>It's certainly possible to obtain this knowledge on your own with serious self-study. But it's a hard route (albeit one getting easier thanks to Coursera et al.)
Now, what little math and theory I have learned, well, really, what anything I've learned... I've found that it's dramatically easier to learn from books than from a lecture. First, people talking? really, really slow. I ain't no speed-reader, but I can manage 400 words a minute, give or take, without skimming; of course, I can go much faster when I'm just skimming over the stuff I already know.
My usual strategy is to buy several books at the same level on the same subject; Preferably by very different authors. (I want at least one of the books to be a classic by the person who came up with the idea.) the idea being that each one is going to explain it in a slightly different way, and while I'm only going to retain a small portion of each book, well, books read fast, they don't cost much, and if I take away 10% of each book? I'm doing pretty okay.
(I mean, that said, my math and my theory is still pretty weak, compared to many of my educated peers who work at the same payscale, So I'm not saying my strategy is good or anything... it's just that I've never gotten much at all out of lectures. Payscale is also interesting... it seems to scale more with negotiation aggression than anything else.)
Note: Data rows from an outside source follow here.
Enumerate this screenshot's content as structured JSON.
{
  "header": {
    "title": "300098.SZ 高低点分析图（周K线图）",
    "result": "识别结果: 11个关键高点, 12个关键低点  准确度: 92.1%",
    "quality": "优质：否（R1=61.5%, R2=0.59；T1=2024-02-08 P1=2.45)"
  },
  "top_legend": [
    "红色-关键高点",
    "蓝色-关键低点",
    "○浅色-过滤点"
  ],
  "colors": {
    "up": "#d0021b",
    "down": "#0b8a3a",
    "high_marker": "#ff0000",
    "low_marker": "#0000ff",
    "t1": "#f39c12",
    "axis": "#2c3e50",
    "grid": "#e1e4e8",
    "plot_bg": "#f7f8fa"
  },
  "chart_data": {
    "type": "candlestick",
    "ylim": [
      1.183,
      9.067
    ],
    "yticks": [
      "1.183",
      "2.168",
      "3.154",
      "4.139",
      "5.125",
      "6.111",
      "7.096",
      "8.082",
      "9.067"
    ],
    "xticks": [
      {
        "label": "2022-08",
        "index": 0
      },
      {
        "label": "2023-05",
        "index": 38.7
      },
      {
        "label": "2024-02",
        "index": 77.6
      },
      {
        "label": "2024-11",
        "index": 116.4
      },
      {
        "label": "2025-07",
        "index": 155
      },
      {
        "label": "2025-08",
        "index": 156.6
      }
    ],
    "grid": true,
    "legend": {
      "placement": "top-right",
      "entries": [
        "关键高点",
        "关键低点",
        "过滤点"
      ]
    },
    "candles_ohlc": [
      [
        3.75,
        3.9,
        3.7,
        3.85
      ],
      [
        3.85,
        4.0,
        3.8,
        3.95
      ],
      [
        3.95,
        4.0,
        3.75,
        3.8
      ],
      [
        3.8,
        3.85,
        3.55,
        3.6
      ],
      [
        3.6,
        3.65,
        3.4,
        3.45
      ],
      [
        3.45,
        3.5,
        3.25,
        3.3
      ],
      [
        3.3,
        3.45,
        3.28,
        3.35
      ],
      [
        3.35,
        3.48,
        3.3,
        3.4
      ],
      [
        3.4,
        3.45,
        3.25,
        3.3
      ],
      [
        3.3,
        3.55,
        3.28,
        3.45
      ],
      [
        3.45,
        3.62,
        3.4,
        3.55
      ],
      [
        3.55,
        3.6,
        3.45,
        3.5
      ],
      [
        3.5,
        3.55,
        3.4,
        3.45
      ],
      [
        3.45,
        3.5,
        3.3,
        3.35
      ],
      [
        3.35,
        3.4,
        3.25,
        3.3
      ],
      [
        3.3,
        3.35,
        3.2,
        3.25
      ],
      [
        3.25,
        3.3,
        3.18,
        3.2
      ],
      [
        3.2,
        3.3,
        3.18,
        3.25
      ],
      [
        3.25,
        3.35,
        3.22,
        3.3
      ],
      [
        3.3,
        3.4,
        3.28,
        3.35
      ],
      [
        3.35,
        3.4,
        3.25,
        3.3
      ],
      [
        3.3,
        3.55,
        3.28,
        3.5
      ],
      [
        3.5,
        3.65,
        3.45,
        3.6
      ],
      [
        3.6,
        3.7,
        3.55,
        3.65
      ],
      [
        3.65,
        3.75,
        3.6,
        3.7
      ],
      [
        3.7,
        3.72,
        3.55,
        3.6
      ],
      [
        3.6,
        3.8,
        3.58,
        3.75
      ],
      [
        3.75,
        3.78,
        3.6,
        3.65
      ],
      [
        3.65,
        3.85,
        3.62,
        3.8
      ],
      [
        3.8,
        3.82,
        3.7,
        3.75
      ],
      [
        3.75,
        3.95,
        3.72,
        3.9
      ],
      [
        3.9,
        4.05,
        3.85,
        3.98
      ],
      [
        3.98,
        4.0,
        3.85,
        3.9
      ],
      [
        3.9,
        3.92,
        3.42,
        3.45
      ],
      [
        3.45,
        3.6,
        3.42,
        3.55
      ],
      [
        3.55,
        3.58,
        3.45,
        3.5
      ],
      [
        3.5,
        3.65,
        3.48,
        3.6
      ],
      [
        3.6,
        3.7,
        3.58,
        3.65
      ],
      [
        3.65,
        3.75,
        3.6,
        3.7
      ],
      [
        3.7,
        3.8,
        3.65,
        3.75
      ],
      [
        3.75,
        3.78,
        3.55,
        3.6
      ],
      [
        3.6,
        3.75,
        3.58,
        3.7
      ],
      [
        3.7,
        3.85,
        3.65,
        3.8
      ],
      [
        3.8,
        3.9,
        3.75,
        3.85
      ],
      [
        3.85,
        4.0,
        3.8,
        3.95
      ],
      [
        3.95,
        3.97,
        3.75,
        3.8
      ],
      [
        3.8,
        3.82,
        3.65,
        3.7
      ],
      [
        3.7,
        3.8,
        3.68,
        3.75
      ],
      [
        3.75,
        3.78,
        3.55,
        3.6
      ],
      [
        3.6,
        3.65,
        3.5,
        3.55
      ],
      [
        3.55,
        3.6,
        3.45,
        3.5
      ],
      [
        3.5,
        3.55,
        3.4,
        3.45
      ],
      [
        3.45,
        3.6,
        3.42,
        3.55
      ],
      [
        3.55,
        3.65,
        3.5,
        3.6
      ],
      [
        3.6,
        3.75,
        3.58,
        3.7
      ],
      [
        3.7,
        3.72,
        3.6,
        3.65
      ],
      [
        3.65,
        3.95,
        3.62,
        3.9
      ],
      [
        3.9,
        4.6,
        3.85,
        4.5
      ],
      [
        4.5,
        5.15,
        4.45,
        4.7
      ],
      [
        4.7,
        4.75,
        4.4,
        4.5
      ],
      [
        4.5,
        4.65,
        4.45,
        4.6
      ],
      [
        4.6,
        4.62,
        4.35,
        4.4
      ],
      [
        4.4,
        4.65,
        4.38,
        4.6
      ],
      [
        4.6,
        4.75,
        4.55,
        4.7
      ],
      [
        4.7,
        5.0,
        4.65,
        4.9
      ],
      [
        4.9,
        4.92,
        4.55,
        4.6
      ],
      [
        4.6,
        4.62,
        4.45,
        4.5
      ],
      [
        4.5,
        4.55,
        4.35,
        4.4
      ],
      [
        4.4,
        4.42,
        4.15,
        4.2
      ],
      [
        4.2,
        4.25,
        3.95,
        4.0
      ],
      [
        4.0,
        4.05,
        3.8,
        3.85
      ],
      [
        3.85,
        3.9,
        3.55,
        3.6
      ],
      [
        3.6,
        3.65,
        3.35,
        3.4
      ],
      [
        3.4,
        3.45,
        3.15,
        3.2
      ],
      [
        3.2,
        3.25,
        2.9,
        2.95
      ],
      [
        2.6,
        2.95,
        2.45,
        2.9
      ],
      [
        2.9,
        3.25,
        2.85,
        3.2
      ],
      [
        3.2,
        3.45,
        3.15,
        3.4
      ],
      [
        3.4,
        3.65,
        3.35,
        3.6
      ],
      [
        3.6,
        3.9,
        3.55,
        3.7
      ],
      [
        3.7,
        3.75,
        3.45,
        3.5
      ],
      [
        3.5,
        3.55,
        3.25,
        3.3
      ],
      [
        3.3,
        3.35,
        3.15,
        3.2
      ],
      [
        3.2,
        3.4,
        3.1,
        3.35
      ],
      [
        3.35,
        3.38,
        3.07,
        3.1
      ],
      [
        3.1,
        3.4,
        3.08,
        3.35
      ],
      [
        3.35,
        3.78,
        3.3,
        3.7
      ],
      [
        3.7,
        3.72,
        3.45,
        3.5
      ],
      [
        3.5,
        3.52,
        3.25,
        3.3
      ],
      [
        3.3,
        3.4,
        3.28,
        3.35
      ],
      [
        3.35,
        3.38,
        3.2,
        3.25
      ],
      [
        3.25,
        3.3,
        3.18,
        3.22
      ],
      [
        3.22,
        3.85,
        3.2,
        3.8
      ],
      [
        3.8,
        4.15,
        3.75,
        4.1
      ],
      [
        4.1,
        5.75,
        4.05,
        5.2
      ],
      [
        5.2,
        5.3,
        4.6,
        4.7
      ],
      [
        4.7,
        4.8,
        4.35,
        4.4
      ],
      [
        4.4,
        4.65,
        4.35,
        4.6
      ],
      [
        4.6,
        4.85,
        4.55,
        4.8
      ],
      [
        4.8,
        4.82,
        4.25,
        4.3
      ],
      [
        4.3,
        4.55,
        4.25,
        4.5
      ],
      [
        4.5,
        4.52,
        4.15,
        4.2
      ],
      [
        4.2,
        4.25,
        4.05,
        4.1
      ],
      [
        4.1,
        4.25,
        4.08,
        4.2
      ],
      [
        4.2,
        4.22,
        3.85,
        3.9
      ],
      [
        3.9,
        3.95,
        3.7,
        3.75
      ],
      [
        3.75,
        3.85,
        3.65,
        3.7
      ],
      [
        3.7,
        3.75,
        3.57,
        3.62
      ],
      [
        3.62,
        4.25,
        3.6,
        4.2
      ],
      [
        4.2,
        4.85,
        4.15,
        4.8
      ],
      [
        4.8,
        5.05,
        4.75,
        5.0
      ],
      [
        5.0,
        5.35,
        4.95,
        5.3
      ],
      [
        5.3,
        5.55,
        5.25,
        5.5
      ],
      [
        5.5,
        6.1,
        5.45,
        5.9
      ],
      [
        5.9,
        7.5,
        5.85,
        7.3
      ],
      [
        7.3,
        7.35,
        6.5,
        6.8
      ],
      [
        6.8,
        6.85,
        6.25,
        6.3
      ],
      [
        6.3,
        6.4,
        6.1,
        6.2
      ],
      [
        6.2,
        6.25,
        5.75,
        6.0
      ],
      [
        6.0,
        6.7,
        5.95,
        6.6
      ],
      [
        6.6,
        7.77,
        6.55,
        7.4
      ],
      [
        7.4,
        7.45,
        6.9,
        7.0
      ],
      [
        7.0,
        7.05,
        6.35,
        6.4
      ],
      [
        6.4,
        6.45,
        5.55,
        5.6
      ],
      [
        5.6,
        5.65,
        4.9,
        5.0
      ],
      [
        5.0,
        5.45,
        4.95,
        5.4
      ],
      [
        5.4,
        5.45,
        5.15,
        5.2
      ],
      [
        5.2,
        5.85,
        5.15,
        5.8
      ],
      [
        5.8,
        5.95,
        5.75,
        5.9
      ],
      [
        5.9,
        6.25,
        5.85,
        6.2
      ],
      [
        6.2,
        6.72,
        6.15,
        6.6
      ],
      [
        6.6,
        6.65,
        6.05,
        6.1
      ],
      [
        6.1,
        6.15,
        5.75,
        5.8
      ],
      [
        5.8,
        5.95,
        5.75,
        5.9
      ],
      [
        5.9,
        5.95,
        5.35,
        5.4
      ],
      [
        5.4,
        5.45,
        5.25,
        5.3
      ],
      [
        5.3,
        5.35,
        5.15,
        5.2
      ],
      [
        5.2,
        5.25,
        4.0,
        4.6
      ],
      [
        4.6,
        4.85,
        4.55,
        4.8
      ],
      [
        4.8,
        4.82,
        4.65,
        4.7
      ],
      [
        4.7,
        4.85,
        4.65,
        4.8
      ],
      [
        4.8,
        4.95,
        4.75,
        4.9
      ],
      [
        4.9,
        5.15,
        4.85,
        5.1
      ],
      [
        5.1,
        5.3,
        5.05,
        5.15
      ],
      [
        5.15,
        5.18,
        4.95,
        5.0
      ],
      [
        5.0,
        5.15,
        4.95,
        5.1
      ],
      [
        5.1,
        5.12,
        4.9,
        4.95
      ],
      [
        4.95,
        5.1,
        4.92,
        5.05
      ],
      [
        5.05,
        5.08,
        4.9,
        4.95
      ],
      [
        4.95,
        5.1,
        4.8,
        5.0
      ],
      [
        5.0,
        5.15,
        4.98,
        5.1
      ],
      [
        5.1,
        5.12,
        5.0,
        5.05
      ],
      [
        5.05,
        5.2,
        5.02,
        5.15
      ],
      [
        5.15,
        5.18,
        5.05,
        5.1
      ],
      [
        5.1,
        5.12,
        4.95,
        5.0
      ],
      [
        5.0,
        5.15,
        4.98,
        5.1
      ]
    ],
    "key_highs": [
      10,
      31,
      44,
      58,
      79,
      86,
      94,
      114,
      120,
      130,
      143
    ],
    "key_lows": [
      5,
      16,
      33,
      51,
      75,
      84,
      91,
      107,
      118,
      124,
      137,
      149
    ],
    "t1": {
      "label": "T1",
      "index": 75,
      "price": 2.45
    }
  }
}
>Is theory actually useful? I would claim that it is, even for programmers doing CRUD apps and the like. Knowing the fundamental abstractions of computer science and the ways people have applied them in the past saves an enormous amount of needless reinvention. As a concrete example, parsing is a very well-studied problem in academia. But somebody without that background trying to write a parser will struggle far more than another familiar with CFGs or PEGs.
Why the fuck would you write your own parser for a CRUD app?
Seriously, that's whats wrong with the world.
I'm a SysAdmin. The way I see the industry? you hire a bunch of php monkeys to slap something together. customers don't like it. You pivot, come up with some other business idea, hire php monkeys to slap something together (usually using the same monkeys and the same code) you repeat until the market likes the output.
By this time? It's a giant hairball. It's disgusting. But you are getting users, and it's making money, so you've gotta scale.
Now, you could pay a bunch of 'real programmers' to write you something good, but that can take months or years even with competent management.
So what do you do? you hire someone like me. I show up and put a caching http proxy here, I put some indexes on the database server (and put it on a beefy server, and maybe even setup a read-only replica for the database) etc, etc.... i slap on duct tape until you get around to having a competent person re-write the whole mess. That's the "computer janitor" role.
So yeah. that's why I hate CRUD programmers trying to re-invent the fucking wheel. There are plenty of parsers out there. Use them.
This, this is why sysadmins hate NoSQL. seriously, in a few days I can make a crashy access db 1000x faster and more stable fairly easily by ODBCing the data out to a reasonable database. relational databases are incredibly easy to tune and improve, and I don't need to understand your giant PHP hairball that is full of global variables. USE A RDBMS. then you can do your job, and then if the thing takes off and you need to scale, I can come in and do mine.